In the Waldorf high school, we approach history through a different lens and with a different intention. Before students reach grade nine, the primary tool of history teaching is biography. Particular individuals are found who encompass and embody particular moments in history. The class teacher carefully chooses these biographies and, using all of her storytelling skills honed over the many years of the journey, brings this individual to life in the richest way possible. In this way, students create an emotional relationship- sometimes sympathetic but just as often antipathetic- to the figure. Then the history takes root in the heart and not just in the head. In this way, the life of a single individual can point the student to larger themes, movements and events in a given period of time.

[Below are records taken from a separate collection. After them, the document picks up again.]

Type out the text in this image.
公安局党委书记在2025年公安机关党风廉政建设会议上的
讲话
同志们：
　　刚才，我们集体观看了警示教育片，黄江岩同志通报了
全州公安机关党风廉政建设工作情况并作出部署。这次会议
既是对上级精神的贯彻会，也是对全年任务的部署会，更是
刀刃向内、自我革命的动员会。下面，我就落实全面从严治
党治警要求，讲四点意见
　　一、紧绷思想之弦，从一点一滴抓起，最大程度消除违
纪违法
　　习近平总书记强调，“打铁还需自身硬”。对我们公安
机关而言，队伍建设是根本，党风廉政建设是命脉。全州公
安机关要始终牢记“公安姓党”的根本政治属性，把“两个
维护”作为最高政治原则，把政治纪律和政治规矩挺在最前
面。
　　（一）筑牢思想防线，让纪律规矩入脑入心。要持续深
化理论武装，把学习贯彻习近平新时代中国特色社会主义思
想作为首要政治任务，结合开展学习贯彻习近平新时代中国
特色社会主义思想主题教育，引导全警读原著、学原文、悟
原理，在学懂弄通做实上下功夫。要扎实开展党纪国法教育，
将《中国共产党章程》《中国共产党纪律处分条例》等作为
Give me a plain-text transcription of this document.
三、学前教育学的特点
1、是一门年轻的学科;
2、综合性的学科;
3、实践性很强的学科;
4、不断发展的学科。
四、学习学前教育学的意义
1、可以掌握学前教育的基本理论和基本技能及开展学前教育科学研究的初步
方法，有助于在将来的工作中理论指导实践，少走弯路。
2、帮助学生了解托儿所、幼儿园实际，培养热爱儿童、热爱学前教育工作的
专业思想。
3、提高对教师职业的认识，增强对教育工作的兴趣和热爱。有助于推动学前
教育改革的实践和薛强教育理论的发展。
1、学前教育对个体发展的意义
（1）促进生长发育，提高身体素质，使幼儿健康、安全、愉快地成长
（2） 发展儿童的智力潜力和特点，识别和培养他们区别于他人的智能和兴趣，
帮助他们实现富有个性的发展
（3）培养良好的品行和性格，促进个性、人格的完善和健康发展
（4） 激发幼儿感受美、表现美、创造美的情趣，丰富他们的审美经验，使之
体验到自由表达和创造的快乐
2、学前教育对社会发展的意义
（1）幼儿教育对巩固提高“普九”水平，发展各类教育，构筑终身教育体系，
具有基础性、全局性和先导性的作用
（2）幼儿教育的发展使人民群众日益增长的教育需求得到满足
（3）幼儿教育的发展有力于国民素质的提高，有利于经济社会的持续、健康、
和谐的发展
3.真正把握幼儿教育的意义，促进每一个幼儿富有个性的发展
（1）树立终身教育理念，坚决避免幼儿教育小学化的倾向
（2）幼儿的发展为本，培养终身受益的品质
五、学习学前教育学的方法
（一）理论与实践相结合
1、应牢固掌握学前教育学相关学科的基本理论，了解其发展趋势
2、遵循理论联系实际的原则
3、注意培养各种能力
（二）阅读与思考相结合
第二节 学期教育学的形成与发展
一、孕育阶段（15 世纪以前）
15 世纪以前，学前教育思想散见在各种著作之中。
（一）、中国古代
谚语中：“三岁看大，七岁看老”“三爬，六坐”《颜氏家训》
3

In high school, we gradually shift the approach to history from the use of biography to that of symptomatology. One of our primary interests in the study of history in grades 9-12 is to understand that in the past, human beings did not think and feel as we do today. That in fact, human consciousness has changed over time. This notion that the human being is ever unfolding and expanding in his/her consciousness can fill a high school student with hope that despite the dangers and challenges in the world, a consciousness of justice and equality is growing in humanity.

Symptomatology seeks to peel back the outer events to understand the larger forces impacting those events. Some of these explorations can only be left as questions for the students to ponder long after high school graduation. Why did Communism take root in the souls of certain parts of the world and Capitalism in others? What did the long struggle between the two really signify and what does it mean for the world that in the period between 1989 and 1991, state sponsored Communism “lost?” What does the rise of fundamentalism in the major religions in our time tell us about ourselves? What do the outer stories, the “news,” tell us about the consciousness of those who have created our world and with whom we share the world?



The study of economics in the Waldorf high school is a monumental undertaking! Not only do we want to provide the students with the basics- the history of economic thought, the essential principles of economics, how to balance a checkbook and not get caught paying exorbitant credit card fees- but we want to do much more. We want to look deeply at how society is set up, how people’s material needs are currently met and to explore systems that work with ideas of capital, labor and commodities in ways that are not exploitative to humans and the environment. It is a chance for students to think deeply on the world they live in. Many of them have assumed it is the only possible world. But through study, interviews, readings, and discussion, and out of their own idealism, they come to a picture of alternative futures that allow for the possibility of greater human freedom. After students have learned about The Wealth of Nations and laissez-faire capitalism, The Communist Manifesto, Keynesianism, Small is Beautiful, Community Supported Agriculture, Time Banks, The Threefold Social Order and more, they can begin the hard work of clarifying the image of the world they want to help birth and nurture.

This is the essence of the Waldorf approach to history and economics at this precious age of 14-21. The young person, no longer guided only by the love for his/her teachers like in the years 7-14, now undertakes the sacred quest for truthfulness and true independent thinking. This courage and quest for the truth, combined with the ability to think for oneself, are the foundations for meeting the complexities of our modern world. We study the path to learn to think, so that we can move forward and create a better future.